Employee engagement is one of the terms you hear a lot these days and I’ve certainly used those words a great deal in the work that I do. Most everyone agrees that if you want to grow a successful business you need employees that are engaged. It’s important, though, to ask the question why. Engagement for engagement’s sake doesn’t drive growth, profits or sustainability but the actions you get from an engaged team of people, do. Here are some of the reasons that engagement matters and why it’s worth working towards.
Without engaged employees, mediocrity might be your best hope.
If you don’t want to have better products, services, delivery systems or client interactions then engagement doesn’t matter. People who aren’t engaged show up and focus on what they take from the business- the paycheck. They aren’t looking at how we can do things better; they are looking at all the things they wish were easier for them.
The only thing disengaged people are collaborating about is how to find a new job or a different place to work. People who are looking for new ideas and are interested in building solutions across different functions collaborate because that’s how they accomplish those tasks. Disengaged people don’t care if they ever accomplish those items.
Accountability is one of the things that I hear leaders frequently wish they had more of in their business. Accountability comes when someone cares enough about the outcome to own the path for getting to it. Disengaged employees think of the outcome as quitting time, not reaching new goals for the business.

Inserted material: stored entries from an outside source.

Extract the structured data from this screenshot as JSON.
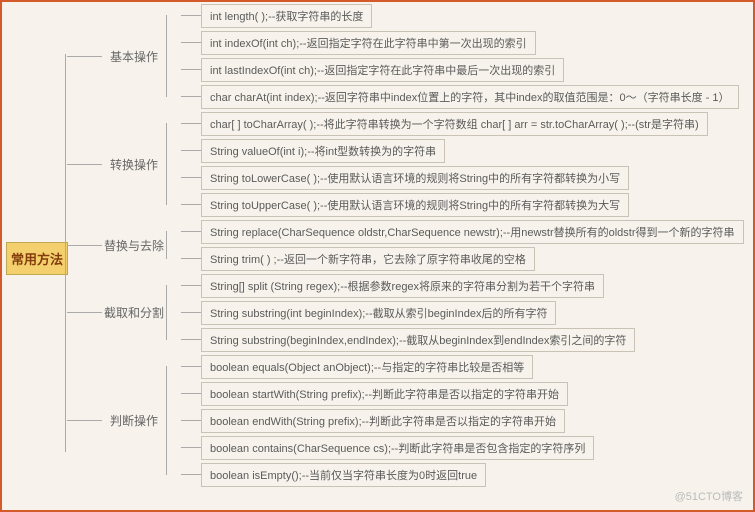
{
  "root": "常用方法",
  "watermark": "@51CTO博客",
  "categories": [
    {
      "label": "基本操作",
      "items": [
        "int length( );--获取字符串的长度",
        "int indexOf(int ch);--返回指定字符在此字符串中第一次出现的索引",
        "int lastIndexOf(int ch);--返回指定字符在此字符串中最后一次出现的索引",
        "char charAt(int index);--返回字符串中index位置上的字符，其中index的取值范围是：0～（字符串长度 - 1）"
      ]
    },
    {
      "label": "转换操作",
      "items": [
        "char[ ] toCharArray( );--将此字符串转换为一个字符数组        char[ ] arr = str.toCharArray( );--(str是字符串)",
        "String valueOf(int i);--将int型数转换为的字符串",
        "String toLowerCase( );--使用默认语言环境的规则将String中的所有字符都转换为小写",
        "String toUpperCase( );--使用默认语言环境的规则将String中的所有字符都转换为大写"
      ]
    },
    {
      "label": "替换与去除",
      "items": [
        "String replace(CharSequence oldstr,CharSequence newstr);--用newstr替换所有的oldstr得到一个新的字符串",
        "String trim( ) ;--返回一个新字符串，它去除了原字符串收尾的空格"
      ]
    },
    {
      "label": "截取和分割",
      "items": [
        "String[] split (String regex);--根据参数regex将原来的字符串分割为若干个字符串",
        "String substring(int beginIndex);--截取从索引beginIndex后的所有字符",
        "String substring(beginIndex,endIndex);--截取从beginIndex到endIndex索引之间的字符"
      ]
    },
    {
      "label": "判断操作",
      "items": [
        "boolean equals(Object anObject);--与指定的字符串比较是否相等",
        "boolean startWith(String prefix);--判断此字符串是否以指定的字符串开始",
        "boolean endWith(String prefix);--判断此字符串是否以指定的字符串开始",
        "boolean contains(CharSequence cs);--判断此字符串是否包含指定的字符序列",
        "boolean isEmpty();--当前仅当字符串长度为0时返回true"
      ]
    }
  ]
}
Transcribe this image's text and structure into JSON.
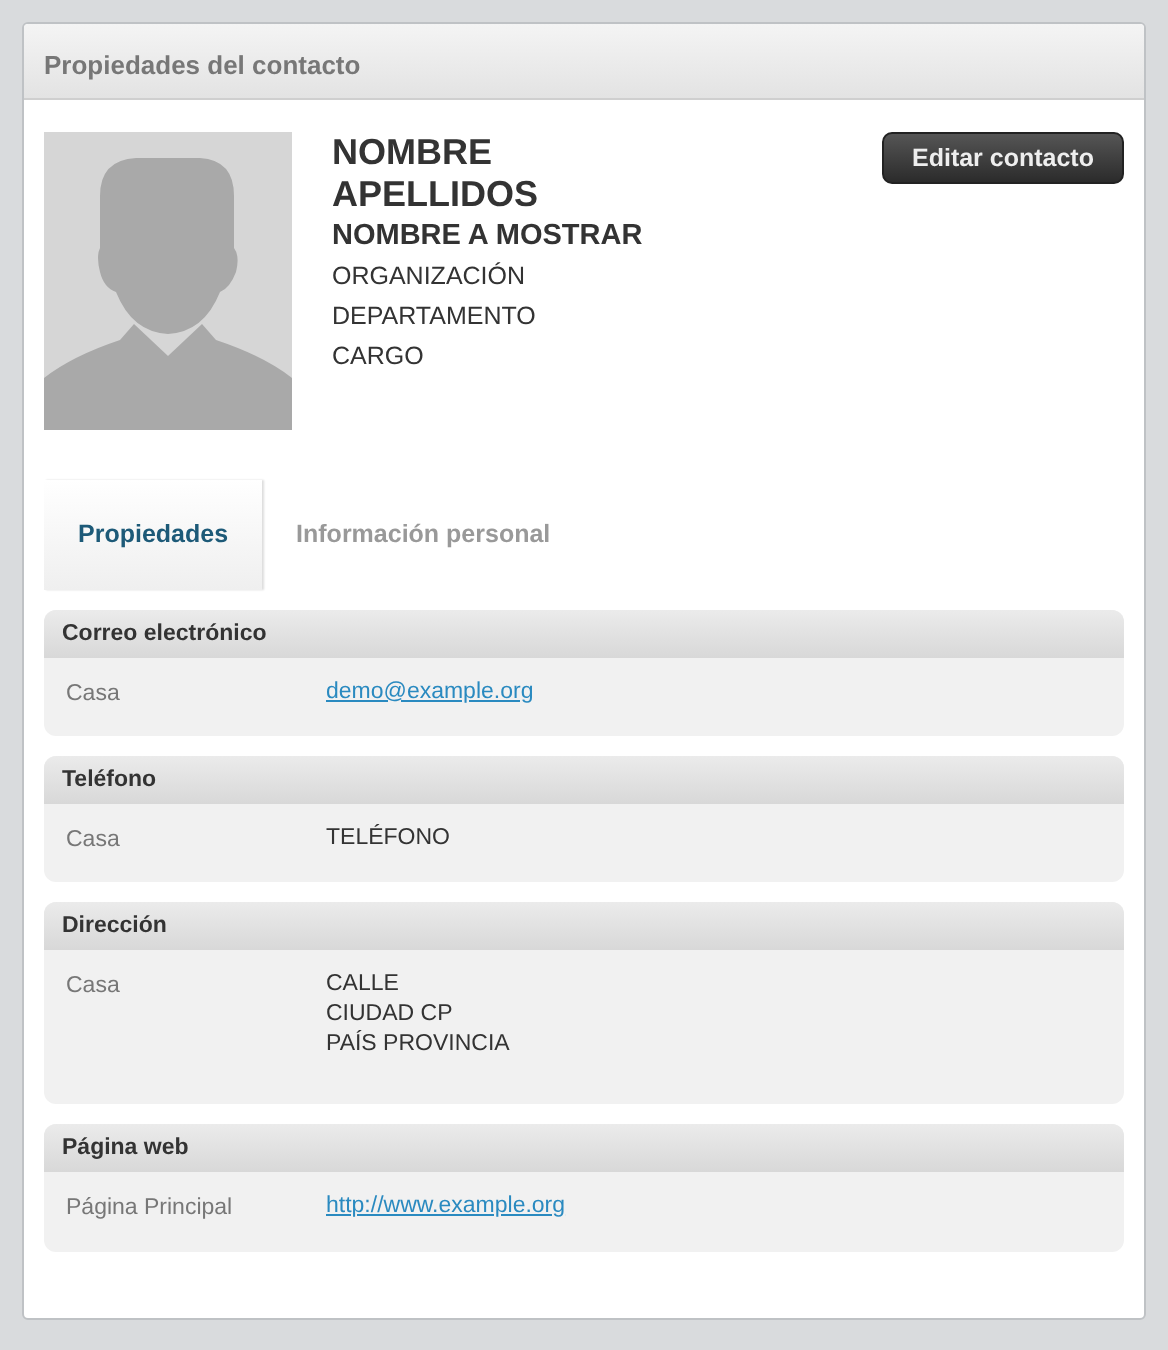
{
  "window": {
    "title": "Propiedades del contacto"
  },
  "contact": {
    "first_name": "NOMBRE",
    "last_name": "APELLIDOS",
    "display_name": "NOMBRE A MOSTRAR",
    "details": [
      "ORGANIZACIÓN",
      "DEPARTAMENTO",
      "CARGO"
    ]
  },
  "edit_button": "Editar contacto",
  "tabs": [
    {
      "label": "Propiedades",
      "selected": true
    },
    {
      "label": "Información personal",
      "selected": false
    }
  ],
  "sections": [
    {
      "title": "Correo electrónico",
      "rows": [
        {
          "label": "Casa",
          "kind": "link",
          "lines": [
            "demo@example.org"
          ]
        }
      ]
    },
    {
      "title": "Teléfono",
      "rows": [
        {
          "label": "Casa",
          "kind": "text",
          "lines": [
            "TELÉFONO"
          ]
        }
      ]
    },
    {
      "title": "Dirección",
      "rows": [
        {
          "label": "Casa",
          "kind": "text",
          "lines": [
            "CALLE",
            "CIUDAD CP",
            "PAÍS PROVINCIA"
          ]
        }
      ]
    },
    {
      "title": "Página web",
      "rows": [
        {
          "label": "Página Principal",
          "kind": "link",
          "lines": [
            "http://www.example.org"
          ]
        }
      ]
    }
  ]
}
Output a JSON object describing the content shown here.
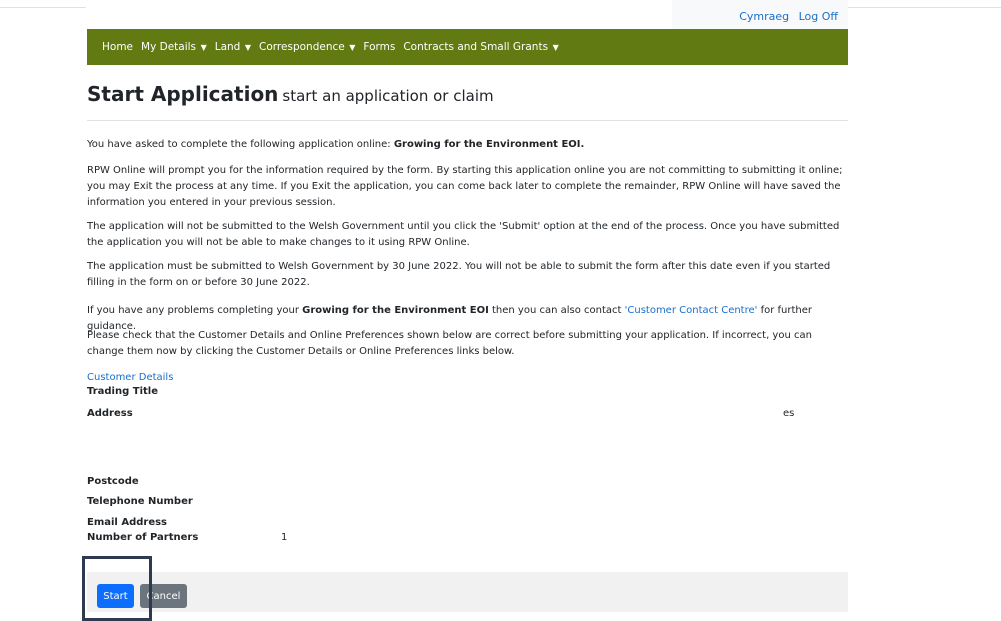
{
  "header": {
    "lang_link": "Cymraeg",
    "logoff_link": "Log Off"
  },
  "nav": {
    "items": [
      {
        "label": "Home",
        "dropdown": false
      },
      {
        "label": "My Details",
        "dropdown": true
      },
      {
        "label": "Land",
        "dropdown": true
      },
      {
        "label": "Correspondence",
        "dropdown": true
      },
      {
        "label": "Forms",
        "dropdown": false
      },
      {
        "label": "Contracts and Small Grants",
        "dropdown": true
      }
    ]
  },
  "page": {
    "title": "Start Application",
    "subtitle": "start an application or claim",
    "p1_prefix": "You have asked to complete the following application online: ",
    "p1_bold": "Growing for the Environment EOI.",
    "p2": "RPW Online will prompt you for the information required by the form. By starting this application online you are not committing to submitting it online; you may Exit the process at any time. If you Exit the application, you can come back later to complete the remainder, RPW Online will have saved the information you entered in your previous session.",
    "p3": "The application will not be submitted to the Welsh Government until you click the 'Submit' option at the end of the process. Once you have submitted the application you will not be able to make changes to it using RPW Online.",
    "p4": "The application must be submitted to Welsh Government by 30 June 2022. You will not be able to submit the form after this date even if you started filling in the form on or before 30 June 2022.",
    "p5_prefix": "If you have any problems completing your ",
    "p5_bold": "Growing for the Environment EOI",
    "p5_mid": " then you can also contact ",
    "p5_link": "'Customer Contact Centre'",
    "p5_suffix": " for further guidance.",
    "p6": "Please check that the Customer Details and Online Preferences shown below are correct before submitting your application. If incorrect, you can change them now by clicking the Customer Details or Online Preferences links below."
  },
  "customer": {
    "link": "Customer Details",
    "trading_title_label": "Trading Title",
    "address_label": "Address",
    "address_value": "es",
    "postcode_label": "Postcode",
    "telephone_label": "Telephone Number",
    "email_label": "Email Address",
    "partners_label": "Number of Partners",
    "partners_value": "1"
  },
  "buttons": {
    "start": "Start",
    "cancel": "Cancel"
  },
  "colors": {
    "nav_bg": "#617a12",
    "link": "#1a6fc8",
    "primary": "#0d6efd",
    "secondary": "#6c757d"
  }
}
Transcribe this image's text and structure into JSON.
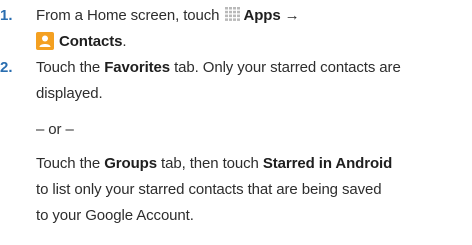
{
  "steps": [
    {
      "number": "1.",
      "text_before_icon": "From a Home screen, touch ",
      "apps_label": "Apps",
      "arrow": "→",
      "contacts_label": "Contacts",
      "after_contacts": "."
    },
    {
      "number": "2.",
      "line1_a": "Touch the ",
      "favorites_label": "Favorites",
      "line1_b": " tab. Only your starred contacts are",
      "line2": "displayed.",
      "or_text": "– or –",
      "line4_a": "Touch the ",
      "groups_label": "Groups",
      "line4_b": " tab, then touch ",
      "starred_label": "Starred in Android",
      "line5": "to list only your starred contacts that are being saved",
      "line6": "to your Google Account."
    }
  ],
  "icons": {
    "apps": "apps-grid-icon",
    "contacts": "contacts-person-icon"
  },
  "colors": {
    "step_number": "#2a6eb0",
    "contacts_icon": "#f4a021",
    "apps_icon": "#b9b9b9"
  }
}
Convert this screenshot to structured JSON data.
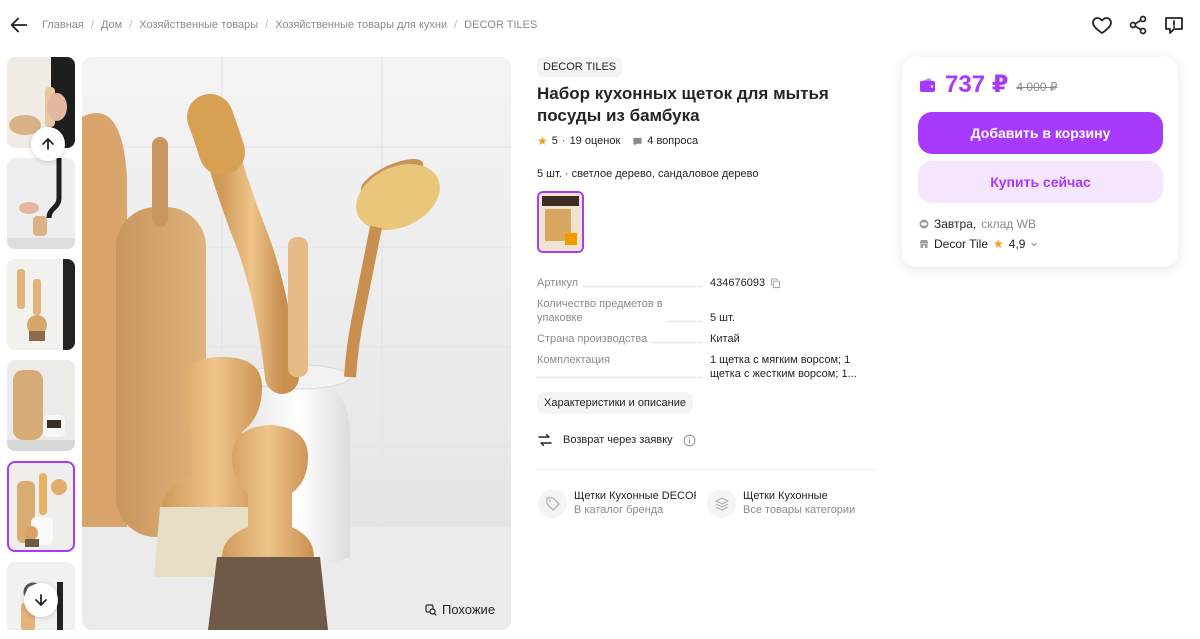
{
  "breadcrumbs": [
    "Главная",
    "Дом",
    "Хозяйственные товары",
    "Хозяйственные товары для кухни",
    "DECOR TILES"
  ],
  "breadcrumb_separator": "/",
  "similar_button": "Похожие",
  "product": {
    "brand": "DECOR TILES",
    "title": "Набор кухонных щеток для мытья посуды из бамбука",
    "rating": "5",
    "reviews": "19 оценок",
    "questions": "4 вопроса",
    "variant_text": "5 шт. · светлое дерево, сандаловое дерево"
  },
  "specs": [
    {
      "name": "Артикул",
      "value": "434676093"
    },
    {
      "name": "Количество предметов в упаковке",
      "value": "5 шт."
    },
    {
      "name": "Страна производства",
      "value": "Китай"
    },
    {
      "name": "Комплектация",
      "value": "1 щетка с мягким ворсом; 1 щетка с жестким ворсом; 1..."
    }
  ],
  "characteristics_button": "Характеристики и описание",
  "return_text": "Возврат через заявку",
  "catalog_links": [
    {
      "title": "Щетки Кухонные DECOR",
      "subtitle": "В каталог бренда"
    },
    {
      "title": "Щетки Кухонные",
      "subtitle": "Все товары категории"
    }
  ],
  "buy_card": {
    "price": "737 ₽",
    "old_price": "4 000 ₽",
    "add_to_cart": "Добавить в корзину",
    "buy_now": "Купить сейчас",
    "delivery_day": "Завтра,",
    "delivery_warehouse": "склад WB",
    "seller": "Decor Tile",
    "seller_rating": "4,9"
  },
  "colors": {
    "accent": "#a73afd",
    "accent_light": "#f5e6fd",
    "star": "#f79e1b",
    "muted": "#8b8b8b"
  },
  "icons": [
    "back-arrow-icon",
    "heart-icon",
    "share-icon",
    "report-icon",
    "arrow-up-icon",
    "arrow-down-icon",
    "similar-icon",
    "star-icon",
    "question-icon",
    "copy-icon",
    "return-icon",
    "info-icon",
    "tag-icon",
    "layers-icon",
    "wallet-icon",
    "truck-icon",
    "shop-icon",
    "chevron-down-icon"
  ]
}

Engaged employees look for ways to learn more, experience more, try new things and become more capable. Engagement leads directly to individual improvement and that means that our business is better tomorrow and capable of more than it was today.
Growth is about change. Businesses that build strong teams of engaged people change faster, because people are focused on the growth, not the challenges that change brings. Change is not resisted by people who want a better outcome, only by people who look at change as additional work or more trouble.
People who work in organizations with a high level of engagement find others around them who are willing to help them learn and grow. Individuals focused on the mission of the business are less worried about who gets the credit than they are about the team being successful. If you doubt this, go watch a team of people build houses for an organization like Habitat For Humanity or work for a similar kind of organization where groups of people come together because they are working toward a common goal. They welcome everyone to the team and help each person find out how they can most successfully contribute to the team’s efforts.
Engagement matters because it is an essential precursor for these kinds of interactions and outcomes within the organization. If you think you can build a thriving business without any of these critical factors, well, candidly, I’ve never seen one. If you think there are other things in your business more important than the engagement of the people who work there, well, I can’t think of any. Disengaged people create problems and engaged people solve them, it’s often as simple as that.
The questions becomes how do you build a culture that engages people and causes them to bring more of their innovation, ideas, creativity, accountability and resilience to the business. The good news is that you can but the first step is making engagement something you care about. Not because the term is getting used more, but because without it, no business will be successful for long.